“Las autoridades y el pueblo hacían muecas a Jesús, diciendo: ‘A otros ha salvado; que se salve a sí mismo si él es el mesías de Dios, el elegido’. Se burlaban de él también los soldados, ofreciéndole vinagre y diciendo: ‘Si eres tú el rey de los judíos, sálvate a ti mismo’.”  (Lc 23, 35-38)

La Iglesia termina siempre el año litúrgico con una fiesta especial: la solemnidad de Cristo Rey. Con ella quiere proclamar su convicción de que Jesús de Nazaret es el Hijo de Dios, auténtico Señor del Universo. Pero esta fe en la divinidad y el poder de Cristo no le lleva a ocultar la debilidad del Señor y por eso selecciona como texto para la lectura del Evangelio dominical aquel en el que se muestra a Cristo en su mayor fragilidad, en su mayor postración: el de la Cruz.

En la solemnidad de Cristo Rey de este año, la “palabra de vida” nos invita a recordar que el Señor al que amamos y adoramos está coronado de espinas y no de oro o diamantes.
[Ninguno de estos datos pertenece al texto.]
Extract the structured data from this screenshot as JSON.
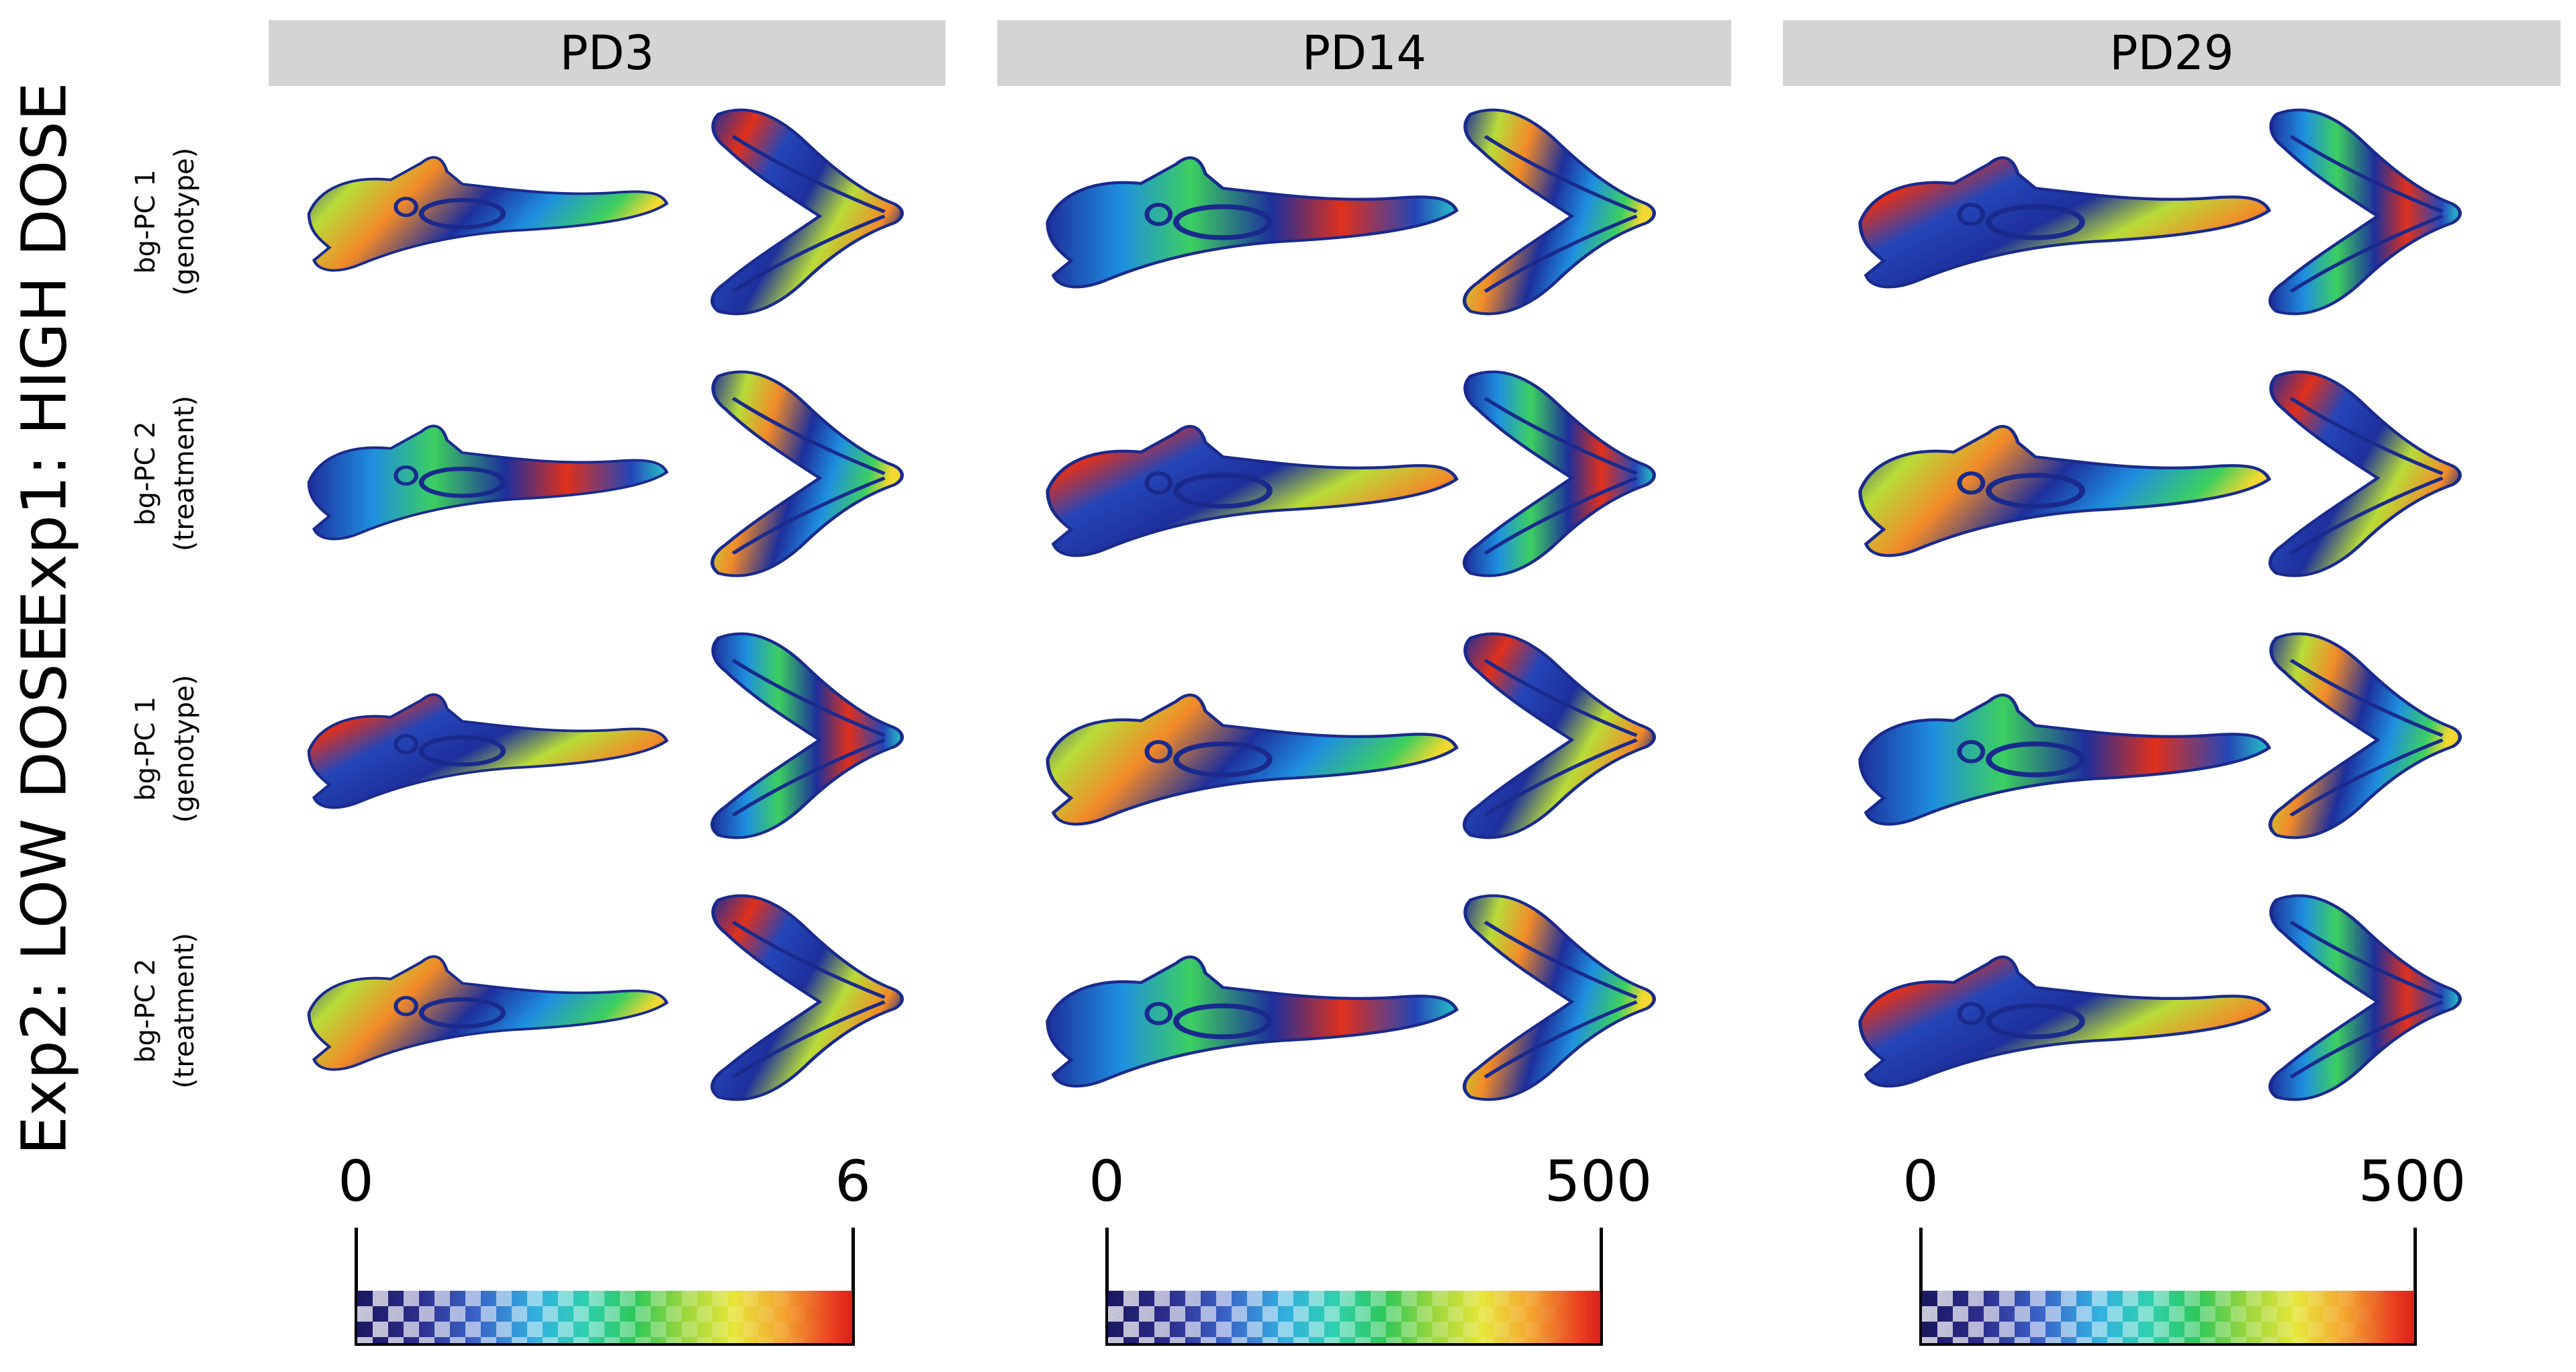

Y eso nos lleva a desear solidarizarnos con él. No puede ser de otra manera si de verdad le queremos. ¿Podría una madre vivir en la abundancia mientras sus hijos mueren de hambre? ¿Le es posible a un amigo derrochar mientras su compañero pasa penalidades?.

Pues bien, si esas preguntas sólo tienen el “no” como respuesta, lo mismo debemos contestar nosotros a la pregunta que tenemos que hacernos sobre nuestra solidaridad con el Rey coronado de espinas. No podemos tener la conciencia tranquila mientras él esté así, hoy como entonces, sufriendo hambre, sed, soledad e injusticia. Debemos apresurarnos para ir a liberarle de su corona de dolor y para hacerlo tenemos que quitársela de la frente a los que la llevan: todos los que sufren. Naturalmente que nos pincharemos con las espinas al hacerlo, pero ese será el precio que pagaremos gustosos por aliviar el dolor de aquel que es el primero en nuestra vida, nuestro Rey, Cristo.